McDonald’s
McDonald’s has ceased operations in Sri Lanka following the termination of its agreement with the local franchisee, resulting in the closure of all 12 outlets across the country.
Sanath Wijewardane, an attorney representing the US company, confirmed the decision on Sunday, citing standard issues as the reason for the termination.
“The parent company decided to terminate the agreement with the franchisee due to standard issues,” Wijewardane stated. “They are not in business in the country. They may decide to return with a new franchisee.”
While the deal was officially cancelled on Wednesday, the stores remained operational for a few days thereafter. However, a spokesperson for the local partner, Abans, declined to provide any comments on the matter.

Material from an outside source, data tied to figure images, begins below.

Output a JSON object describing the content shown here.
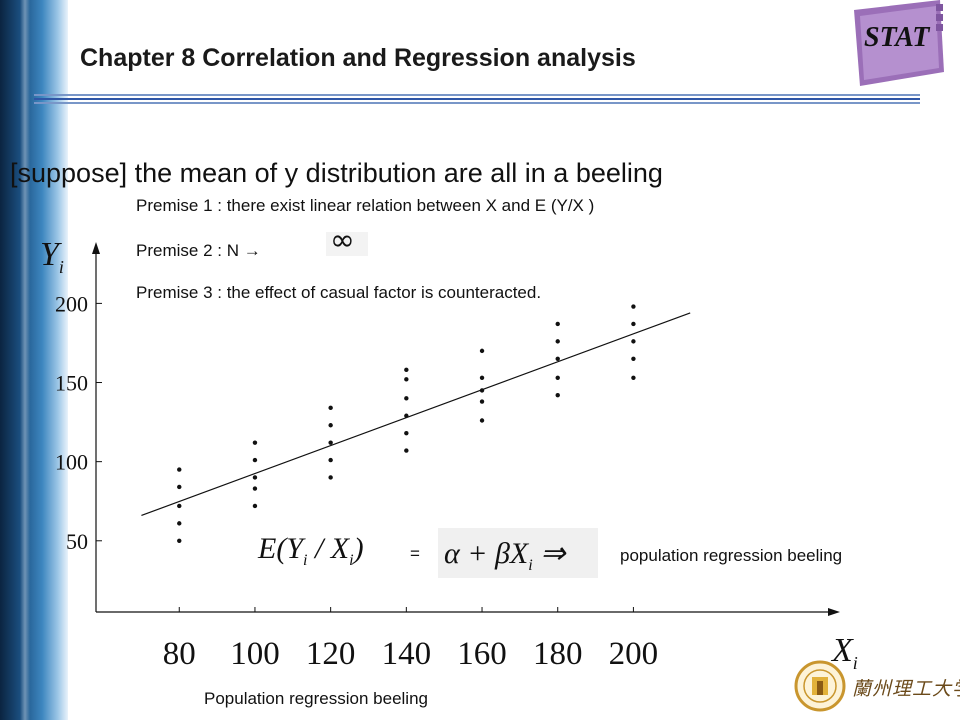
{
  "header": {
    "title": "Chapter 8 Correlation and Regression analysis",
    "logo_text": "STAT"
  },
  "headline": "[suppose] the mean of y distribution are all in a beeling",
  "premises": [
    "Premise 1 : there exist linear relation between X and E (Y/X )",
    "Premise 2 : N →",
    "Premise 3 : the effect of casual factor is counteracted."
  ],
  "premise2_symbol": "∞",
  "equation": {
    "left_main": "E(Y",
    "left_sub1": "i",
    "left_mid": " / X",
    "left_sub2": "i",
    "left_end": ")",
    "equals": "=",
    "right_main": "α + βX",
    "right_sub": "i",
    "right_arrow": " ⇒",
    "label": "population regression beeling"
  },
  "caption": "Population regression beeling",
  "university_name": "蘭州理工大学",
  "colors": {
    "accent": "#2f56a6",
    "logo_purple": "#9b6fb8",
    "axis": "#111111"
  },
  "chart_data": {
    "type": "scatter",
    "title": "",
    "xlabel_main": "X",
    "xlabel_sub": "i",
    "ylabel_main": "Y",
    "ylabel_sub": "i",
    "x_ticks": [
      80,
      100,
      120,
      140,
      160,
      180,
      200
    ],
    "y_ticks": [
      50,
      100,
      150,
      200
    ],
    "xlim": [
      58,
      253
    ],
    "ylim": [
      5,
      235
    ],
    "grid": false,
    "points": [
      {
        "x": 80,
        "y": 95
      },
      {
        "x": 80,
        "y": 84
      },
      {
        "x": 80,
        "y": 72
      },
      {
        "x": 80,
        "y": 61
      },
      {
        "x": 80,
        "y": 50
      },
      {
        "x": 100,
        "y": 112
      },
      {
        "x": 100,
        "y": 101
      },
      {
        "x": 100,
        "y": 90
      },
      {
        "x": 100,
        "y": 83
      },
      {
        "x": 100,
        "y": 72
      },
      {
        "x": 120,
        "y": 134
      },
      {
        "x": 120,
        "y": 123
      },
      {
        "x": 120,
        "y": 112
      },
      {
        "x": 120,
        "y": 101
      },
      {
        "x": 120,
        "y": 90
      },
      {
        "x": 140,
        "y": 158
      },
      {
        "x": 140,
        "y": 152
      },
      {
        "x": 140,
        "y": 140
      },
      {
        "x": 140,
        "y": 129
      },
      {
        "x": 140,
        "y": 118
      },
      {
        "x": 140,
        "y": 107
      },
      {
        "x": 160,
        "y": 170
      },
      {
        "x": 160,
        "y": 153
      },
      {
        "x": 160,
        "y": 145
      },
      {
        "x": 160,
        "y": 138
      },
      {
        "x": 160,
        "y": 126
      },
      {
        "x": 180,
        "y": 187
      },
      {
        "x": 180,
        "y": 176
      },
      {
        "x": 180,
        "y": 165
      },
      {
        "x": 180,
        "y": 153
      },
      {
        "x": 180,
        "y": 142
      },
      {
        "x": 200,
        "y": 198
      },
      {
        "x": 200,
        "y": 187
      },
      {
        "x": 200,
        "y": 176
      },
      {
        "x": 200,
        "y": 165
      },
      {
        "x": 200,
        "y": 153
      }
    ],
    "regression_line": {
      "x": [
        70,
        215
      ],
      "y": [
        66,
        194
      ]
    }
  }
}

Wijewardane refrained from elaborating on the specific issues that led to the termination. Nonetheless, local media outlets reported that McDonald’s had taken legal action against Abans, alleging substandard hygiene practices.
Abans, which states on its website that it entered into a partnership with McDonald’s in 1998, has yet to publicly address the situation.
The closure of McDonald’s outlets comes at a challenging time for Sri Lanka, as the country grapples with a significant financial crisis.
With a population of 22 million, the Indian Ocean island nation faces economic recovery efforts amidst widespread financial difficulties.
The discontinuation of McDonald’s operations underscores the complexities faced by multinational corporations operating in emerging markets.
It remains to be seen whether McDonald’s will seek to re-enter the Sri Lankan market with a new franchisee in the future.